The American Real Estate Exchange is a San Francisco-based company that believes it has found the way to create a national market in commercial properties.
Neither a franchise operation nor a multi-branched broker, Amrex bills itself as a "formal communications network similar to the security exchanges, bond markets and commodities markets for large scale real estate buyers and sellers." Its executives like to speak of their "trading floor," their "Big Board," and even a "Dow Jones of real estate prices."
Among some of the recent listings in the Amrex newsletter:
"Buyer has $3 million cash for down payment. Wants to purchase industrial park, office building, or shopping center in $12 million range. Will buy anywhere nationally. Prepared to respond fast."
"Trade or buy shopping centers. Triple net properties, prefer Eastern or Southwestern U.S. and Florida. Prefer cap rate of 10 per cent. Will accept less on Triple A free standing store."
"237-acre rail-oriented industrial site in Baltimore/Washington area. Next to center of major new town under development by three major corporations. Develop now or hold for gain. By owner: $11,000 per acre. Investor terms as negotiated, will consider lease or exchange ."
In its literature, Amrex claims as members or clients corporations such as Ford Motor Co., Bank of America, Coldwell Banker, the Equitable Life Assurance Society and Hornblower and Weeks. Its 700 members pay $270 a year to receive the newsletter, Amrex says.
Several of those listed on the firm's roster say they are not members or clients, however. A spokesman for Coldwell Banker in San Francisco said, "We saw no particular value in joining (when solicited); we were larger and had more connections. Besides," he continued, "who needs it? I've got more buyers than I know what to do with."
Arthur Sonnenblick, of the Sonnenblick-Goldman mortgage banking company in New York, denies that his firm joined, even though it is listed. "It's the silliest idea in the world," he said. "You can't sell real estate like a commodity."
A Ford Motor spokesman said his company listed two properties with Amrex but neither was sold.
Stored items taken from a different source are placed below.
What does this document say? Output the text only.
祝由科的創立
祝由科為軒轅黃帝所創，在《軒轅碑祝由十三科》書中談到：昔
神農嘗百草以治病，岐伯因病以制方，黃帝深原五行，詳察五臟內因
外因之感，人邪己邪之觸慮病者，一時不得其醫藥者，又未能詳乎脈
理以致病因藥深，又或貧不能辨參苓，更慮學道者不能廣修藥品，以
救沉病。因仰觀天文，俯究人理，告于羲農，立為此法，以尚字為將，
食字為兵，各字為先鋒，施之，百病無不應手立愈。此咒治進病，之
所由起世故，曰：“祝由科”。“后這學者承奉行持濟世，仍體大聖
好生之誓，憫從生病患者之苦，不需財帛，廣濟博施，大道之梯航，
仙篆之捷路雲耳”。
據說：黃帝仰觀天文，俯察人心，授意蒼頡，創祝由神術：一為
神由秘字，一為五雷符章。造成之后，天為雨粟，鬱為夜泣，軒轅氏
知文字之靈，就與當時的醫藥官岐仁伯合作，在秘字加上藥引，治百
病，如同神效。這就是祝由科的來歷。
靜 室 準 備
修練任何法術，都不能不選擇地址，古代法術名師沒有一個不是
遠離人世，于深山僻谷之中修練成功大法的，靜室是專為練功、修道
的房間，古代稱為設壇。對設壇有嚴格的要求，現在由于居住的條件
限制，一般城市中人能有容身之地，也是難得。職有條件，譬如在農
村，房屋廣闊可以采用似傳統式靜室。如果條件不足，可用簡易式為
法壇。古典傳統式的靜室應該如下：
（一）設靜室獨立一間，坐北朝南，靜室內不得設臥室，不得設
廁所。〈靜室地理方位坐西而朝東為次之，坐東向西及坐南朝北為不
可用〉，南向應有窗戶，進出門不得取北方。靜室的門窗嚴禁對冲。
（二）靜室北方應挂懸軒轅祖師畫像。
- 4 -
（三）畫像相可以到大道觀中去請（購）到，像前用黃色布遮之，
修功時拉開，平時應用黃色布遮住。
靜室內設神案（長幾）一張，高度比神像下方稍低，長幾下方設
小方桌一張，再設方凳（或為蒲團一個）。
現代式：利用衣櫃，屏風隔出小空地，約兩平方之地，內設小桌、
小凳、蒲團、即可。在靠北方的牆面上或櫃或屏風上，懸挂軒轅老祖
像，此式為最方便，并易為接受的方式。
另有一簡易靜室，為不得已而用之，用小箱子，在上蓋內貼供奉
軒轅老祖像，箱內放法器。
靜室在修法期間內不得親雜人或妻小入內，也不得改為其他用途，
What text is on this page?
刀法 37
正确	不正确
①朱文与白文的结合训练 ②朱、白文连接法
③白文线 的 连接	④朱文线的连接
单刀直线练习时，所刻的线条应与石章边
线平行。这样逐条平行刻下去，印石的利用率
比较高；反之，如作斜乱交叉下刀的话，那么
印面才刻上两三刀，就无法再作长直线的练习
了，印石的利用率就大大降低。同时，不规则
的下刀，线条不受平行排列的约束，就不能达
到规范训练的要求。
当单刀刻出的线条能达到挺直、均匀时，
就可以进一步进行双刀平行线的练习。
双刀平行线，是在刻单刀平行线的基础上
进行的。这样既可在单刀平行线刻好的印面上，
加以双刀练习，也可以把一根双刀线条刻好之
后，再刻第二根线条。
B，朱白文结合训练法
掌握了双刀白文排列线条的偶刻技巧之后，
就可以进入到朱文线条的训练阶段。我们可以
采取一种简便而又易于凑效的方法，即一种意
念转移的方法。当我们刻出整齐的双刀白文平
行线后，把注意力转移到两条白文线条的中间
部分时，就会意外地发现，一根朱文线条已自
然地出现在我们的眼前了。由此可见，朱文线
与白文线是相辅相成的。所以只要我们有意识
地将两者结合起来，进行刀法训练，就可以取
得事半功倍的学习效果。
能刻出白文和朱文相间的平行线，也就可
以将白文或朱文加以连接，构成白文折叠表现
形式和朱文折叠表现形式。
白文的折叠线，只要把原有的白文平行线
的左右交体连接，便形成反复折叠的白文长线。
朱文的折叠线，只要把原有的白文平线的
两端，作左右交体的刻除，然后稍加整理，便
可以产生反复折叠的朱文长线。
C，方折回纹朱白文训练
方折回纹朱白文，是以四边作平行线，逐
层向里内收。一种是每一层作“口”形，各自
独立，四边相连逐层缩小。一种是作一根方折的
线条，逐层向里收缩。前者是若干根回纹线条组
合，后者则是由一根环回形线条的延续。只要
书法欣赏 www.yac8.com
Jackson declined to furnish information about how successful Amrex is in selling properties. He would say only that he expects $100 million in sales to result from special invitation-only sales sessions in the first half of 1977. At an average price of $4 million per property, that works out to about 25 transactions, or $3.1 in commissions.
Within the past year Amrex has opened offices in Houston, Atlanta and New York, with Chicago and Los Angeles offices set to open before the end of the year. Also announced are offices in Toronto, Montreal, Vancouver, London and Hong Kong.
In this country it has conducted nearly a score of highly publicized "market days:" invitation only, $175-ahead, all-day gatherings at posh hotels and country clubs where buyers and sellers meet and negotiate. The last such session was held at the Waldorf Astoria in New York in June, with $1.5 billion in property for sale the lure. The next market day is scheduled for Tuesday in San Francisco.
Despite a marketing campaign to equate it with the national securities exchanges, Amrex is essentially a computer dating service for buyers and sellers. Properties are not boutht or sold or auctioned by or at the exchange. So-called "trading floors" are set up where interested persons can get information - the coded data goes on the "Big Board" - about prospective deals and where they can meet to initiate negotiations with one another.
When a transaction is made directly or indirectly as a result of its contacts, Amrex collects a commission of 0.5 per cent, or $50,000 on the $1 million of a sale ($1 million is the minimum price deal it will handle), and 0.25 per cent on the remainder of the sale price. Amerx's commission, really a finder's fee, is separate from and in addition to customary broker's fees.
Amrex is the brainchild of Gerald J. Jackson, 42, a San Franciscan with a background in marketing, communication and development. He is also the founder of the National Real Estate Exchange, a similar business which collapsed in the early 1970s.
Jackson told The Wall Street Journal at the time that the exchange's failure was due to exorbitant fees and the fact that it was "more of a directory service." But San Francisco realtors questioned said the only properties members were willing to list with Amrex were "dogs" - those they could not move themselves.
Asked how Amrex intends to avoid this pitfall, Jackson replied that he had an unwritten understanding with clients that they would list good properties as well as "dogs." He claims that, with its recent expansion, Amrex will soon have enough clients so that any seller's good property listed in its computer is bound to be bid up in price by prospective buyers.
At the moment Amrex has 1,300 properties listed, although Jackson says he currently has access to 5,000. Besides being a time saver for principals and brokers, Amrex guarantees confidentiality so that properties cannot be "shopped." Knowledge that a property on the market is not moving can depress its price. Jackson claims Amrex's coding gurads against leaks from computer print-outs of a company's listings that are sent daily to its branch offices.